With broad sweeps, I put myself to the task, eager to earn the respect of Africa Alive’s lead qualified keeper, Sarah Kelly, who casts a hawkish-eye over my work.

But when Sarah hands me a pitchfork and points me towards a mound of dung, I realise it’s about to get a lot harder.

I take a step forward and plunge it in to lift a scoop, reeling a little from the smell. I turn to dump it into the truck’s flat-bed and go for another, and then another. I feel like I am finally getting somewhere when Sarah stops me.

With little or no fuss, she takes the fork back and gathers almost half the pile in one swift motion. When she hands it over, my arms give a little under the strain. “Now that is a real scoop,” she says with a smile.

Later, Sarah told me she was used to seeing people like me: enthusiastic animal lovers who think being a zoo keeper is a charming way to make a living.

At present, the Africa Alive! African animal adventure park at Kessingland – home to some 83 species – is looking to employ two new keepers after seeing workers depart on maternity leave.

“We have lots of people with zoology degrees apply,” She said. “But some of them just aren’t geared up for the physical work.

“But although it is hard, the job is also very rewarding. Arriving in the morning and finding a baby ring-tailed lemur or a baby lion are truly memorable moments.”

My visit came on a sun-kissed morning when these “memorable moments” were within touching distance.

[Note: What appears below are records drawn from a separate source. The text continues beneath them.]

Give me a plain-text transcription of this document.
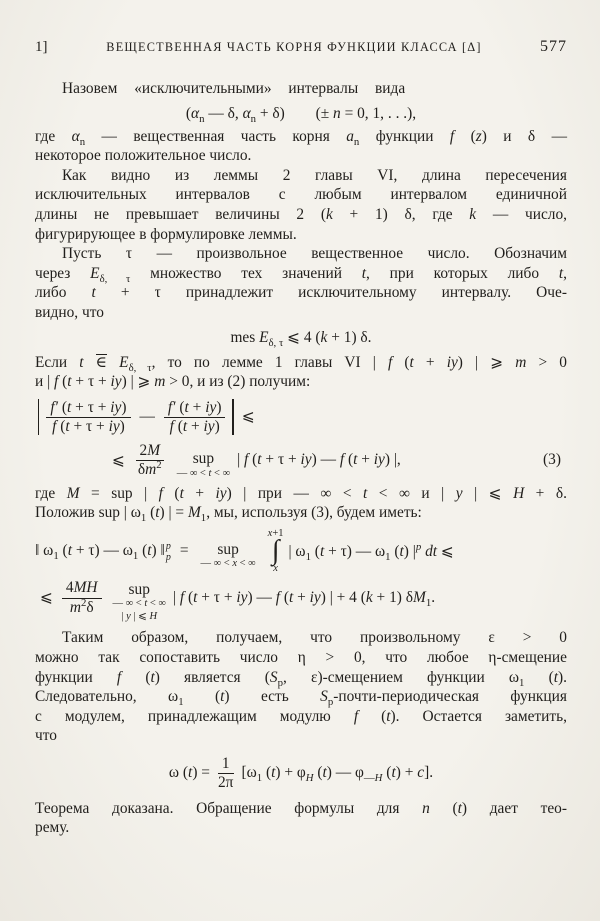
1]	ВЕЩЕСТВЕННАЯ ЧАСТЬ КОРНЯ ФУНКЦИИ КЛАССА [Δ]	577
Назовем «исключительными» интервалы вида
($\alpha_n$ — δ, $\alpha_n + \delta$)  (± n = 0, 1, . . .),
где $\alpha_n$ — вещественная часть корня $a_n$ функции f (z) и δ —
некоторое положительное число.
Как видно из леммы 2 главы VI, длина пересечения
исключительных интервалов с любым интервалом единичной
длины не превышает величины 2 (k + 1) δ, где k — число,
фигурирующее в формулировке леммы.
Пусть τ — произвольное вещественное число. Обозначим
через $E_{\delta, \tau}$ множество тех значений t, при которых либо t,
либо t + τ принадлежит исключительному интервалу. Оче-
видно, что
mes $E_{\delta, \tau}$ ⩽ 4 (k + 1) δ.
Если t ∈ $E_{\delta, \tau}$, то по лемме 1 главы VI | f (t + iy) | ⩾ m > 0
и | f (t + τ + iy) | ⩾ m > 0, и из (2) получим:
$\frac{f' (t + \tau + iy)}{f (t + \tau + iy)}$ — $\frac{f' (t + iy)}{f (t + iy)}$ ⩽
⩽ $\frac{2M}{\delta m^2}$ sup
— ∞ < t < ∞
| f (t + τ + iy) — f (t + iy) |,	(3)
где M = sup | f (t + iy) | при — ∞ < t < ∞ и | y | ⩽ H + δ.
Положив sup | $\omega_1$ (t) | = $M_1$, мы, используя (3), будем иметь:
‖ $\omega_1$ (t + τ) — $\omega_1$ (t) ‖ p
p = sup
— ∞ < x < ∞
x+1
∫
x
| $\omega_1$ (t + τ) — $\omega_1$ (t) $|^p$ dt ⩽
⩽ $\frac{4MH}{m^2\delta}$ sup
— ∞ < t < ∞
| y | ⩽ H
| f (t + τ + iy) — f (t + iy) | + 4 (k + 1) $\delta M_1$.
Таким образом, получаем, что произвольному ε > 0
можно так сопоставить число η > 0, что любое η-смещение
функции f (t) является ($S_p$, ε)-смещением функции $\omega_1$ (t).
Следовательно, $\omega_1$ (t) есть $S_p-почти$-периодическая функция
с модулем, принадлежащим модулю f (t). Остается заметить,
что
ω $(t) = \frac{1}{2\pi} [\omega_1$ $(t) + \varphi_H$ (t) — $\varphi_{—H}$ (t) + c].
Теорема доказана. Обращение формулы для n (t) дает тео-
рему.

From the lips of a giraffe delicately collecting fruit from my fingers, to the nose of a meerkat rooting around in my ear, it was impossible to ignore the progress zoos have made in a few decades. But with the recent government decision to ban the use of wild animals in travelling circuses, I asked her whether standards had improved enough to prevent the damning finger pointing at them next.

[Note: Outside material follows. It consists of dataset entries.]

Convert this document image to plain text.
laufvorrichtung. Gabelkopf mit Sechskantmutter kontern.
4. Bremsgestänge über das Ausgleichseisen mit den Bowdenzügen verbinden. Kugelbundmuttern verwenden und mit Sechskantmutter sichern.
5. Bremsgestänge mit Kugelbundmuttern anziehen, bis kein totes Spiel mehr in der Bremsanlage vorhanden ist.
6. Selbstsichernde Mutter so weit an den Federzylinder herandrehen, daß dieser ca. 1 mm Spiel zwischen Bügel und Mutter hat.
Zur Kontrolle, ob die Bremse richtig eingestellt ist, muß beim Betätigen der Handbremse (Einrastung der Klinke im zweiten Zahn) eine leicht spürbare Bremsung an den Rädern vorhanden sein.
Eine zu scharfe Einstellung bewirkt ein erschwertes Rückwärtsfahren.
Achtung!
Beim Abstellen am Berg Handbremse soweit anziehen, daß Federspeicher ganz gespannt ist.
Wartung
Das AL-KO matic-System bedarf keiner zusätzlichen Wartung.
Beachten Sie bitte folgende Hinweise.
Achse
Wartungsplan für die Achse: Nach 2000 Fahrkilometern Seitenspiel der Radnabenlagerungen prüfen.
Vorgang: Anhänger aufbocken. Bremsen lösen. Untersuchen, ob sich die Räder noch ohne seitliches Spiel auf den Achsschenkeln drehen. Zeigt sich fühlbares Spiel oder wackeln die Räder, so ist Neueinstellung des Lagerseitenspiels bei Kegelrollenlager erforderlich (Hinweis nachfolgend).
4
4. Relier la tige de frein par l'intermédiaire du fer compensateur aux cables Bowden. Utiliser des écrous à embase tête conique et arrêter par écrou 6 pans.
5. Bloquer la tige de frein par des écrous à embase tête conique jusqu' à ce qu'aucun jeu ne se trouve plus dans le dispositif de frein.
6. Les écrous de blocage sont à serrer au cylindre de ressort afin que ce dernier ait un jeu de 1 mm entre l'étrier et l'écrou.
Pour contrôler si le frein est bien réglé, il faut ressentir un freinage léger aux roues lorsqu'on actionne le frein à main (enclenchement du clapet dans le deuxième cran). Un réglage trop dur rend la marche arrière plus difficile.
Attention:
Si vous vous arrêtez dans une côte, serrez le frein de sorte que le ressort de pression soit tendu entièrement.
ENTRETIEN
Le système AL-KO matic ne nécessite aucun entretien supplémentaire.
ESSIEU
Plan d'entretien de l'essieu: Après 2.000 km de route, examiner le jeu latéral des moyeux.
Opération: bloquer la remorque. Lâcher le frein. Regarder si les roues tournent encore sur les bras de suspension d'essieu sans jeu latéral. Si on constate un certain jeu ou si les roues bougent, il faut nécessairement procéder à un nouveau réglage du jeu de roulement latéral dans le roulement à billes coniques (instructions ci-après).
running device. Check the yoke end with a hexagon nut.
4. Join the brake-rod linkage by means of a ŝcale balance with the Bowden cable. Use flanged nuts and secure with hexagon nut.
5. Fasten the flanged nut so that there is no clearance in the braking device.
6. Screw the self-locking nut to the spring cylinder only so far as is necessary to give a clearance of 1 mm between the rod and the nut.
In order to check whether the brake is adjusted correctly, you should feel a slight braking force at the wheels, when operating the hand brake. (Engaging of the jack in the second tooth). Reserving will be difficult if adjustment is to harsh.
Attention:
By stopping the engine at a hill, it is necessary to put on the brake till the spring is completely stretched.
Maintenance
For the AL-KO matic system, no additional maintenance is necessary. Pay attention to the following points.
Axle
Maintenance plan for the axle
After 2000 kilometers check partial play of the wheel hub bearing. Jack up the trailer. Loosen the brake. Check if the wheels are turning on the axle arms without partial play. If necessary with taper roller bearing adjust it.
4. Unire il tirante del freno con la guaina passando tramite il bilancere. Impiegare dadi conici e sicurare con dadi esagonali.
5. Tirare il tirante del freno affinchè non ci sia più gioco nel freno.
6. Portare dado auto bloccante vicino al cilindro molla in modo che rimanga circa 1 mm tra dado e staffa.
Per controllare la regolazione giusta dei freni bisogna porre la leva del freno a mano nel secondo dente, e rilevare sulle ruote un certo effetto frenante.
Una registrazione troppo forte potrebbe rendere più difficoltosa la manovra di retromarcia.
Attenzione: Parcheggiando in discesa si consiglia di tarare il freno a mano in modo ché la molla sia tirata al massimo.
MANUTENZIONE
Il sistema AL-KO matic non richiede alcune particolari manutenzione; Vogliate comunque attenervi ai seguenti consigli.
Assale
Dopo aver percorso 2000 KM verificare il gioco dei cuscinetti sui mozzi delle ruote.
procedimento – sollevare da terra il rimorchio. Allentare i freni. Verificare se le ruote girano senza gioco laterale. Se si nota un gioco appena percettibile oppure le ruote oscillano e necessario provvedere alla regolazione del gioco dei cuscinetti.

“If it wasn’t for zoos, a lot of animals would be extinct,” she said. “We are certainly a different operation now than we were in the Sixties and Seventies.”

Negotiations are currently under way to bring a new white rhino to the park this Easter to try and inspire a courting pair.

The desire to breed exotic animals in captivity is an aspect which binds many zoos around the world.

Each zoo animal across the country is individually registered with a studbook keeper who can decide to move it from one zoo to another if there is a chance it may produce young.

But for zoo keepers like 34-year-old Sarah – who has spent 11 years working in the trade – it also means that her relationships with these beloved animals can be lost in a moment.